Bref, les deux concepts fondateurs du freudisme (l’inconscient et lorigine sexuelle des traumatismes)sont des impostures ou, plus précisément, des fabulations.
Par ailleurs, Freud réclame la paternité conceptuelle d’une foule de mécanismes qu’il attribue à l’inconscient et qu’il dit être de nature « énergétique ». En fait, ces mécanismes (déplacement, transfert, sublimation, etc.) sont les mécanismes même du psychisme conscient. Pourquoi créer du « mystère » là où il n’y en a pas et assigner à un concept très fumeux « d’inconscient » toute une mécanique qu’on ne saurait en aucun lieu lui assigner puisqu’on ne le rencontre jamais. (Notez que je ne nie pas l’existence légitime d’inconscient, mais il s’agit d’une dimension autrement plus vaste que le petit concept étriqué que Freud met de l’avant).
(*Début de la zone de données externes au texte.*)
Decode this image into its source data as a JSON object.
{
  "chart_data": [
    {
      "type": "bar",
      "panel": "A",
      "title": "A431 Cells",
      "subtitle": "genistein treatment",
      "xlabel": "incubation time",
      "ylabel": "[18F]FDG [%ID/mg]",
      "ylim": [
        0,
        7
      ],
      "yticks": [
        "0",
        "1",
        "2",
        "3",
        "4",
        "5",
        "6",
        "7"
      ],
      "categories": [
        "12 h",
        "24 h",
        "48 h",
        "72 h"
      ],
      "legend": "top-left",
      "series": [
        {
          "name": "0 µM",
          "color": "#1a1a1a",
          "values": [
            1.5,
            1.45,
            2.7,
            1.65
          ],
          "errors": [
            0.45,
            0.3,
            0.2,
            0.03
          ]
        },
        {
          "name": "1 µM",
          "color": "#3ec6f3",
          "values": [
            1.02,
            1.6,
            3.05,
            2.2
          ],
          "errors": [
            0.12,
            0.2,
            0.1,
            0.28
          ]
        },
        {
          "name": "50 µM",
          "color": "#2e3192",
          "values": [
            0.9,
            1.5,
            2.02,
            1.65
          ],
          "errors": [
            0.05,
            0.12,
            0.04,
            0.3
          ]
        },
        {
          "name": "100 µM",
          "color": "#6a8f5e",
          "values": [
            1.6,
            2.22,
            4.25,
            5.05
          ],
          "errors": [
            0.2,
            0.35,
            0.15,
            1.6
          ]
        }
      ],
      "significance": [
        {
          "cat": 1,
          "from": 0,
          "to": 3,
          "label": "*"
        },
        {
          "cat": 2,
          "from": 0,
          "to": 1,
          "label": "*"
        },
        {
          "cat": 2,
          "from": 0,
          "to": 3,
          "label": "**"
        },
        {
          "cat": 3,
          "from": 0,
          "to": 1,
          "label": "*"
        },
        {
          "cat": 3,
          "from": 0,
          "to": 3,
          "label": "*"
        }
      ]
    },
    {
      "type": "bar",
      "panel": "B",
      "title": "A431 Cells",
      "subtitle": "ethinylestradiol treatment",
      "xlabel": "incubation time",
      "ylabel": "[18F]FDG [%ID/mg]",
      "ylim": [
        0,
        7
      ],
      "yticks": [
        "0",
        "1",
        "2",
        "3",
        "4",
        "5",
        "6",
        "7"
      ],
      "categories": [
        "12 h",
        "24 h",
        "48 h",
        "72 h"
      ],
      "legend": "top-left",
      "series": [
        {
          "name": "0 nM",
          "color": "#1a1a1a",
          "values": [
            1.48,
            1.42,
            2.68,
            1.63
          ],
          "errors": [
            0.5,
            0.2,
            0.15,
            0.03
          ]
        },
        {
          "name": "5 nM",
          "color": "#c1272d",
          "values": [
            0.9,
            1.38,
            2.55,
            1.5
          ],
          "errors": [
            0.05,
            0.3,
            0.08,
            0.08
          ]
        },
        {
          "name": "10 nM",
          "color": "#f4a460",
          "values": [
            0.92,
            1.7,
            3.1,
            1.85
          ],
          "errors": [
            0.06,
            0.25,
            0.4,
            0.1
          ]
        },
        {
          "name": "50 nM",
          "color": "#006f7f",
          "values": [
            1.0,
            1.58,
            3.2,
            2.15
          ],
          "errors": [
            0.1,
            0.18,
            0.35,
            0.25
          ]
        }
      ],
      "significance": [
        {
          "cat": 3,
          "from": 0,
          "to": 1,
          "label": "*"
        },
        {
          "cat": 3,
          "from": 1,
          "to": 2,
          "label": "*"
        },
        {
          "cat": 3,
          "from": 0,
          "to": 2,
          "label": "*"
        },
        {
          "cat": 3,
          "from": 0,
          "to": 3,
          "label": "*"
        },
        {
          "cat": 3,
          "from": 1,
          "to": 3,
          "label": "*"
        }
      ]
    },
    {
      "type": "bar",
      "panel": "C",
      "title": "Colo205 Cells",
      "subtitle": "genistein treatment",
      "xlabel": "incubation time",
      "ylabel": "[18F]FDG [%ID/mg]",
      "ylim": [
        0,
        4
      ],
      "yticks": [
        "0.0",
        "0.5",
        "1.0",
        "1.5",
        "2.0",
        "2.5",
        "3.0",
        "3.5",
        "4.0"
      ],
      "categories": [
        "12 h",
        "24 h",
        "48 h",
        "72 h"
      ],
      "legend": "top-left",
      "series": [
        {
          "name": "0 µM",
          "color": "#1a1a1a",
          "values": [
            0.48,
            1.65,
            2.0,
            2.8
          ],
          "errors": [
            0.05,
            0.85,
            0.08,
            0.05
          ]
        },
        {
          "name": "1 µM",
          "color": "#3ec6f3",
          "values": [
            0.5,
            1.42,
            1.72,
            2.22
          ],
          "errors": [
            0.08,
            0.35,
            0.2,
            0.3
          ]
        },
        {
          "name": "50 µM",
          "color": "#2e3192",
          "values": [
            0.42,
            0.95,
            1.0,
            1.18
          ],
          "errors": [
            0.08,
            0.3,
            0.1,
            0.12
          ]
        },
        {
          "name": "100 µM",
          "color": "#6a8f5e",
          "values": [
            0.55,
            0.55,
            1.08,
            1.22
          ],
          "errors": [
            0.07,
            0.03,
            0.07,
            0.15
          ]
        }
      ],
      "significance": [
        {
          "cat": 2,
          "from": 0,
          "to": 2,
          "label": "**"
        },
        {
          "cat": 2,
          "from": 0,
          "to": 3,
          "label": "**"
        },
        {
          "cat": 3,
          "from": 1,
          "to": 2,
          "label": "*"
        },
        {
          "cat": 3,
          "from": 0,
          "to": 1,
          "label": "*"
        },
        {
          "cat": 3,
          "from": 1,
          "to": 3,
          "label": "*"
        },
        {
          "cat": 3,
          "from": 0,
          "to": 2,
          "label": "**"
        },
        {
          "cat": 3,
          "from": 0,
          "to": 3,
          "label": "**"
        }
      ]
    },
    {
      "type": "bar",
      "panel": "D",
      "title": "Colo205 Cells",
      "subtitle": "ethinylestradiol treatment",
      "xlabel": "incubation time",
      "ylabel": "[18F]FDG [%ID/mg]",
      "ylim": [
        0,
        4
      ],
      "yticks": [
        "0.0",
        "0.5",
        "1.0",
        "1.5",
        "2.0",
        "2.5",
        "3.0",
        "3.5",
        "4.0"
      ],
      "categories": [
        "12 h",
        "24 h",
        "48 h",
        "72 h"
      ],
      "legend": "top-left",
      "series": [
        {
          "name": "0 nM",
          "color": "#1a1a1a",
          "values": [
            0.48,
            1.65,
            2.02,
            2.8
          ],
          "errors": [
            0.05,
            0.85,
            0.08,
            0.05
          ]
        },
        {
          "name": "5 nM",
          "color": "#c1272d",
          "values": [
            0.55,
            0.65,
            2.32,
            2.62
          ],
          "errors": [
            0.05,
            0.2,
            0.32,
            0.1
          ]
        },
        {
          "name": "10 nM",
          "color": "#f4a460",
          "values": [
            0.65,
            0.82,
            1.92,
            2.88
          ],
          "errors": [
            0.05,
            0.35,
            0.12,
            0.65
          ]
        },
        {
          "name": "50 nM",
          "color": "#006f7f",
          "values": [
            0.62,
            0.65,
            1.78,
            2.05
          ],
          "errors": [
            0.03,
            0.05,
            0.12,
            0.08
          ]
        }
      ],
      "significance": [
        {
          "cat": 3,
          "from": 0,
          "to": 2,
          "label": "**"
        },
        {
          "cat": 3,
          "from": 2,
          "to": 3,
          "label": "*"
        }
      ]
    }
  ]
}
Certes, en cherchant un peu, on peut assigner quelques originalités à Freud, par exemple, sa découverte de la sexualité infantile. Mais là encore, il imprègne à un phénomène mieux identifié sous le nom d’érotisme infantile son obsession sexuelle particulière.
Finalement, je caractérise Freud comme un pygmée intellectuel et scientifique dont le cadavre a été pour moi enterré il y a belle lurette. Mais il y a deux questions-clé que soulève le « phénomène Freud » : pourquoi cette fable freudienne a-t-elle eu une telle faveur, dont l’ampleur est inversement proportionnelle à la richesse scientifique de ses élucubrations? Et surtout, pourquoi les concepts et les idées freudiennes continuent-elles d’opérer encore à notre époque encore, même si le corpus théorique de Freud a été si abondamment désavoué. Car les idées de Freud ont imprégné tous les niveaux de notre organisation sociale et continue d’y opérer d’une façon invisible et souterraine. Quelles sont ces influences encore si virulentes?
Ce sont des questions auxquelles je tenterai de répondre la semaine prochaine. Entre temps, j’invite les réponses et les propositions de ceux qui me liront.